Das Dorf Krasnoje wird erstmals in historischen Dokumenten im Jahr 1569 erwähnt, als sein Besitzer der Hofbeamte I.D. Woronzow war, ein Nachkomme des Murza Tscheta, der der Legende nach das Ipatiev-Kloster in Kostroma gegründet hat. Nach der Eingliederung des Kreises Kostroma in die oprichnina wurden alle Besitzer, einschließlich Woronzows, aus Krasnoje vertrieben. Das Dorf wurde zum Palastbesitz und unterstand dem Büro des Großen Palastes, später ging es in den Besitz der Familie Godunow über.
Im Jahr 1592 baute Boris Godunow hier eine steinerne Zeltkirche der Erscheinung, wie in den Kirchenregistern vermerkt. Die Seitenkapellen und die zweigeschossige Galerie der Kirche wurden gleichzeitig mit dem Tempel errichtet, der Glockenturm entstand im 17. Jahrhundert, und das westliche Vorhaus im 18. Jahrhundert. Der Tempel wurde mehrfach umgebaut, und bis zum Ende des 19. Jahrhunderts blieb von seinem ursprünglichen Erscheinungsbild nur das Zelt übrig.

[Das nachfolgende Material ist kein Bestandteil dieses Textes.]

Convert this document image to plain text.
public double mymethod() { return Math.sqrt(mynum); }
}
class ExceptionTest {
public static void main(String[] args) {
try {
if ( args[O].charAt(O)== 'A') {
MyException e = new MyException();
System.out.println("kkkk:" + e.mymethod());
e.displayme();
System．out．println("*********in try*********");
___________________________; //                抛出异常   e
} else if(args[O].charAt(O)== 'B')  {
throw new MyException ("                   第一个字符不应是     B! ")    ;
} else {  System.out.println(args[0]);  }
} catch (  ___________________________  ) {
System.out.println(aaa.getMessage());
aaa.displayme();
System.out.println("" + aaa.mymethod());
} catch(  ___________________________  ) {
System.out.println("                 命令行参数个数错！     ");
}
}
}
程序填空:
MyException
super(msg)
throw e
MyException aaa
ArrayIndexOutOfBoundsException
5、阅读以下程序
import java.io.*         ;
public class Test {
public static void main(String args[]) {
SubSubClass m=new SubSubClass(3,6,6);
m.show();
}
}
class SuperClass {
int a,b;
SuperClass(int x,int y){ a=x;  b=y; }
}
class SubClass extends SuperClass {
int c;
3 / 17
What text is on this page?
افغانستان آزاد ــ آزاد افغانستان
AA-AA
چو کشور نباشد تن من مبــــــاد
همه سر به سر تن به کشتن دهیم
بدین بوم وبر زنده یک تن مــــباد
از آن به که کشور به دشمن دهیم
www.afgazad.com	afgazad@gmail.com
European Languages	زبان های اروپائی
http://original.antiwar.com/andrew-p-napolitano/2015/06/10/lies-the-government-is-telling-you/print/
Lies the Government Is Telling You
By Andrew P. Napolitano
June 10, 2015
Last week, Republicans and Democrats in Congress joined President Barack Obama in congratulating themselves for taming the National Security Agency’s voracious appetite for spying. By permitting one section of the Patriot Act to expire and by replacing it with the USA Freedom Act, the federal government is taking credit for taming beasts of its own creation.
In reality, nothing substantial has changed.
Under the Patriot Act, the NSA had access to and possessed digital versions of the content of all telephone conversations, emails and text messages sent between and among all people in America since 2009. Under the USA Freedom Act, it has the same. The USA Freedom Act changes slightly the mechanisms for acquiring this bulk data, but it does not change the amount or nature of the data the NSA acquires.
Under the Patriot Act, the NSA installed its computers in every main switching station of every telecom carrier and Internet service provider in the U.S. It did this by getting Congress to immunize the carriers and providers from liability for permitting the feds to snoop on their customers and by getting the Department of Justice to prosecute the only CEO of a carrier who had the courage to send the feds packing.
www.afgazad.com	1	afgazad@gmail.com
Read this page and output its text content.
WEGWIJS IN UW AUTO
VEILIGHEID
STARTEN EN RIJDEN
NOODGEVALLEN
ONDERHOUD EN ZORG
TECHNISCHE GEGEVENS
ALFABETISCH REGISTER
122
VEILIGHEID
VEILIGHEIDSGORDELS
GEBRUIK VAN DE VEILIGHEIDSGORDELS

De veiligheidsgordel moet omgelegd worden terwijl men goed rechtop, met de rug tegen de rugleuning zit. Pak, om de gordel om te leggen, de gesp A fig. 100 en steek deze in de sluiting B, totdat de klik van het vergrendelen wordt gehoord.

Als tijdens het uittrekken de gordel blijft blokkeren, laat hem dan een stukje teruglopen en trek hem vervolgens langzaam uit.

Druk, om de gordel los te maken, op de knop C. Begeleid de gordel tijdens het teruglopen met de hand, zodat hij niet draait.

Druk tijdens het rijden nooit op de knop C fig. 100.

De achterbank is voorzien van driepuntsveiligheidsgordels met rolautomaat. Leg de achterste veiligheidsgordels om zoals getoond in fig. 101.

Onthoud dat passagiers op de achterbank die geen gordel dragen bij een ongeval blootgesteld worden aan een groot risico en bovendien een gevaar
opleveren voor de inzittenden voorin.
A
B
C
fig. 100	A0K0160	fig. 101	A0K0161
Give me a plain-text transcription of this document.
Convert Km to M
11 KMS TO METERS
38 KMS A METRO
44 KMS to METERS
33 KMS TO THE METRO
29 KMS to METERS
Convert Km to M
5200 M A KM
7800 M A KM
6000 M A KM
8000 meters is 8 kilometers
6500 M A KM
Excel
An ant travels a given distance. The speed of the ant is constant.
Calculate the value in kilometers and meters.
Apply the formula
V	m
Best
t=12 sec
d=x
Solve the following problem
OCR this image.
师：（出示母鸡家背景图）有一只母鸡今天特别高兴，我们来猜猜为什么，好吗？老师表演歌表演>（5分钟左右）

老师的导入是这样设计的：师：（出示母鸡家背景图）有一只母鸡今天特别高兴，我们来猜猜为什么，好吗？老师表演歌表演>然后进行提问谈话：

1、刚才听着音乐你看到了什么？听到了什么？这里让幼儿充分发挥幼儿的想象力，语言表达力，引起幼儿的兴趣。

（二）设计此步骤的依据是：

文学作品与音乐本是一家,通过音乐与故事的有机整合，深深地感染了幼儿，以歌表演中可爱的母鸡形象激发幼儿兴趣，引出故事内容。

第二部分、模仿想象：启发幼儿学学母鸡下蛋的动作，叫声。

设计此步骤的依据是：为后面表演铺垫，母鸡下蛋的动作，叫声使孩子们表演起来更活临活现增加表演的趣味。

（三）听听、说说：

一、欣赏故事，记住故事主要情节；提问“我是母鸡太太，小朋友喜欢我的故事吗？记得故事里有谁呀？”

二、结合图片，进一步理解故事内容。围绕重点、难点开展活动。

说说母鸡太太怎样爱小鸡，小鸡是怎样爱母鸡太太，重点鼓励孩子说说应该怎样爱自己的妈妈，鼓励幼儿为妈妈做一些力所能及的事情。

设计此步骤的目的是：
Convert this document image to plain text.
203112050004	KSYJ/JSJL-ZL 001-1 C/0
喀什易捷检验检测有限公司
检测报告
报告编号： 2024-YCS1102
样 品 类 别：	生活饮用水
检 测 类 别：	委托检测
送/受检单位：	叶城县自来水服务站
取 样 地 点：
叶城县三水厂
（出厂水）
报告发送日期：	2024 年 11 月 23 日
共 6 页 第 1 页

Die Kirche wurde 1932 geschlossen und danach als Bibliothek, Lager, Klub und Getreidespeicher genutzt, was ihre innere Ausstattung stark beschädigte. In den 1950er und 1960er Jahren führte I.Sh. Schevelev Restaurierungsarbeiten durch, die das Aussehen des Tempels aus dem späten 17. Jahrhundert wiederherstellten. In den 1990er Jahren fand eine weitere Restaurierung statt: Die Kirche wurde im Geiste der orthodoxen Malerei des 16.-17. Jahrhunderts bemalt, die untere Galerie wurde mit Ziegeln zugemauert und die obere verglast.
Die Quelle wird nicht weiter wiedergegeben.